The US News & World Report released its National University Rankings this week, and Binghamton University dropped from No. 89 to No. 97. Perhaps it’s trivial. Maybe it shouldn’t matter all that much. But for a school that dubs itself “the premier public university in the northeast,” this development comes as a step in the wrong direction.
BU Director of Media and Public Relations Ryan Yarosh and Provost Donald Nieman said they didn’t pay much thought to the drop. Yarosh said that the reputation-based element of the ranking has hampered Binghamton in the past, while Nieman added that people unfamiliar with the University are asked to evaluate its reputation.
Maybe the ranking has its flaws. A fool-proof method of determining a school’s worth really isn’t possible, and Nieman poses a fair argument.
But these rankings can’t possibly be as unimportant as their tones suggest. The admissions page on the BU website, meant to attract prospective students, has an entire page dubbed “Accolades,” on which rankings the University has received from a variety of different media outlets are listed. If the ratings systems are so arbitrary that an eight-spot drop isn’t even worth concern from the administration, why bother advertising the ranks at all?
President Harvey Stenger has set lofty goals for the University. Last year, he unveiled and began to implement the “Road Map for Success,” which details specific policy and infrastructure goals in order to secure Binghamton’s reputation as the “premier public university in the northeast.” Ultimately, as the word “premier” would suggest, the hope is to top the charts.

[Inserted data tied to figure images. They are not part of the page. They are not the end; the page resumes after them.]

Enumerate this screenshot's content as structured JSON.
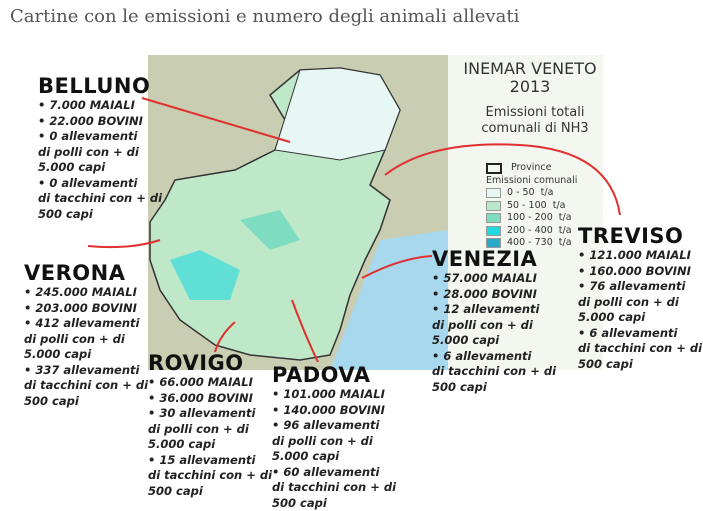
{
  "title": "Cartine con le emissioni e numero degli animali allevati",
  "map_header": {
    "line1": "INEMAR VENETO",
    "line2": "2013",
    "subtitle1": "Emissioni totali",
    "subtitle2": "comunali di NH3"
  },
  "legend": {
    "province": "Province",
    "heading": "Emissioni comunali",
    "classes": [
      {
        "label": "0 - 50  t/a",
        "color": "#e6f7f4"
      },
      {
        "label": "50 - 100  t/a",
        "color": "#b8e8c8"
      },
      {
        "label": "100 - 200  t/a",
        "color": "#7edcc0"
      },
      {
        "label": "200 - 400  t/a",
        "color": "#22d8e0"
      },
      {
        "label": "400 - 730  t/a",
        "color": "#2aaac8"
      }
    ]
  },
  "colors": {
    "leader_line": "#e03030",
    "sea": "#a8d8ee",
    "terrain": "#c8cdb0"
  },
  "provinces": {
    "belluno": {
      "name": "BELLUNO",
      "lines": [
        "• 7.000 MAIALI",
        "• 22.000 BOVINI",
        "• 0 allevamenti",
        "di polli con + di",
        "5.000 capi",
        "• 0 allevamenti",
        "di tacchini con + di",
        "500 capi"
      ]
    },
    "verona": {
      "name": "VERONA",
      "lines": [
        "• 245.000 MAIALI",
        "• 203.000 BOVINI",
        "• 412 allevamenti",
        "di polli con + di",
        "5.000 capi",
        "• 337 allevamenti",
        "di tacchini con + di",
        "500 capi"
      ]
    },
    "rovigo": {
      "name": "ROVIGO",
      "lines": [
        "• 66.000 MAIALI",
        "• 36.000 BOVINI",
        "• 30 allevamenti",
        "di polli con + di",
        "5.000 capi",
        "• 15 allevamenti",
        "di tacchini con + di",
        "500 capi"
      ]
    },
    "padova": {
      "name": "PADOVA",
      "lines": [
        "• 101.000 MAIALI",
        "• 140.000 BOVINI",
        "• 96 allevamenti",
        "di polli con + di",
        "5.000 capi",
        "• 60 allevamenti",
        "di tacchini con + di",
        "500 capi"
      ]
    },
    "venezia": {
      "name": "VENEZIA",
      "lines": [
        "• 57.000 MAIALI",
        "• 28.000 BOVINI",
        "• 12 allevamenti",
        "di polli con + di",
        "5.000 capi",
        "• 6 allevamenti",
        "di tacchini con + di",
        "500 capi"
      ]
    },
    "treviso": {
      "name": "TREVISO",
      "lines": [
        "• 121.000 MAIALI",
        "• 160.000 BOVINI",
        "• 76 allevamenti",
        "di polli con + di",
        "5.000 capi",
        "• 6 allevamenti",
        "di tacchini con + di",
        "500 capi"
      ]
    }
  }
}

And now we’re eight spots further from that goal.
Our thoughts? Pick a stance. Either these ratings systems are trivial and arbitrary, and the students who go here should value the quality of their education regardless of what spot it holds in a magazine, or the high praises Binghamton receives from third parties are a testament to our climbing place in the world. If our philosophy is the latter, we can’t abandon it whenever the numbers don’t go in our favor.
Ultimately, we think you would be hard pressed to find a student on campus who noticed a significant decline in the quality of their education from last year to this year. But the fact of the matter is, someone did notice. And while there are inherent problems with forcing different schools to compete for top spots on lists, as an up and coming public school, the only direction we should be moving is up.